Let's take a closer look.

By the numbers

Sales rose 13% to mark a slight slowdown from the prior quarter's 17% spike. Gross profit margin declined a bit, too, falling to 39.5% of sales from 40.2% a year ago. 

A glass of sparkling water.

Image source: Getty Images.

Investors shouldn't read too much into quarter-to-quarter shifts like this, since the bigger picture includes plenty of evidence of robust demand for National Beverage's products. Sales volumes were above 10% in each of the last two quarters, after all, compared to below 3% for Coca Cola. Sure, National Beverage is seeing increased costs on inputs like aluminum, but average selling prices are still marching higher for its sparkling water drinks. These gains helped power a 38% spike in net income over the past year.

CEO Nick Caporella took the opportunity in early September to highlight the company's achievement of $1 billion in annual sales after revenue climbed 15% over the past 12-month period.
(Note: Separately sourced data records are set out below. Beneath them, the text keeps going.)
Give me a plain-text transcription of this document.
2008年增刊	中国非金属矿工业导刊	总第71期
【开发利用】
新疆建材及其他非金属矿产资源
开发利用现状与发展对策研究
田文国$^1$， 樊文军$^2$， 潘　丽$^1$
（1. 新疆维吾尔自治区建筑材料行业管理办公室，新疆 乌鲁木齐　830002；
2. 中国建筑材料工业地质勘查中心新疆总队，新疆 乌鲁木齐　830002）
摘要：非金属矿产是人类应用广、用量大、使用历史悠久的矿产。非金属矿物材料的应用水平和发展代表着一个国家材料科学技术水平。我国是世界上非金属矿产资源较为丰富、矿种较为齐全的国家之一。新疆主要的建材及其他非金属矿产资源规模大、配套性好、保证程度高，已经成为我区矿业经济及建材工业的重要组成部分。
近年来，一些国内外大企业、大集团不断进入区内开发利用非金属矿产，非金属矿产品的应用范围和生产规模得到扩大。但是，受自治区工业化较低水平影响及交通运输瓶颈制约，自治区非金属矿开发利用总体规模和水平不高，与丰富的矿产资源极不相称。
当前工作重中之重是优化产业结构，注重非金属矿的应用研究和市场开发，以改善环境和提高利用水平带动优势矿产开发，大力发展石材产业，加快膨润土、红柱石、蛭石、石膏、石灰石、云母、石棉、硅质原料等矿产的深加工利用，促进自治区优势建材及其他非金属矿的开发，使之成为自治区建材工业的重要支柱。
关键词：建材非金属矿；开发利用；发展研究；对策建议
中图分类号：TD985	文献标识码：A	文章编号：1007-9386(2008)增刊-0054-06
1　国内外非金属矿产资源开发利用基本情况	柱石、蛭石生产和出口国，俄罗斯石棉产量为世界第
Executives celebrated the fact that almost all of this growth came from organic sales in franchises like LaCroix, with just about $180 million of annual revenue tied to the company's acquisitions of Shasta and Faygo.

Expanding the market

Expansion into new markets represents a major challenge -- but a huge potential growth avenue for National Beverage. The LaCroix franchise is the top-selling sparkling beverage brand in 42 of the 52 metropolitan markets in the U.S., but it has very little distribution beyond that. 

The company recently took its first small steps into the international arena, and, while executives didn't offer any concrete sales numbers, they did say that early results in Canada give them confidence that the brand's strength will translate into areas beyond the United States. Booming growth for sparkling water machine specialist SodaStream seems to support that idea, as it enjoys robust and growing demand in places like Canada, Germany, and France.

Looking forward

In his typical overstated fashion, Caporella told investors that the LaCroix brand's global potential supports the "uniqueness of valuation" of the company. Shares are clearly priced as if National Beverage will enjoy a long period of faster growth than industry giants. The company's forward price-to-earnings ratio sits at 32, compared to 22 for Coca Cola and 20 for PepsiCo.

FIZZ PE Ratio (Forward) Chart

FIZZ PE Ratio (Forward) data by YCharts.

It was no easy feat for these soda giants to build global distribution and marketing platforms over many decades. Now it's up to National Beverage to show that it can make similar progress by extending its popular, but untested, brand into new sales channels and new markets over the next few years. That's a tall order, but it helps that the company owns one of the most valuable brands in sparkling water, the industry's fastest-growing niche.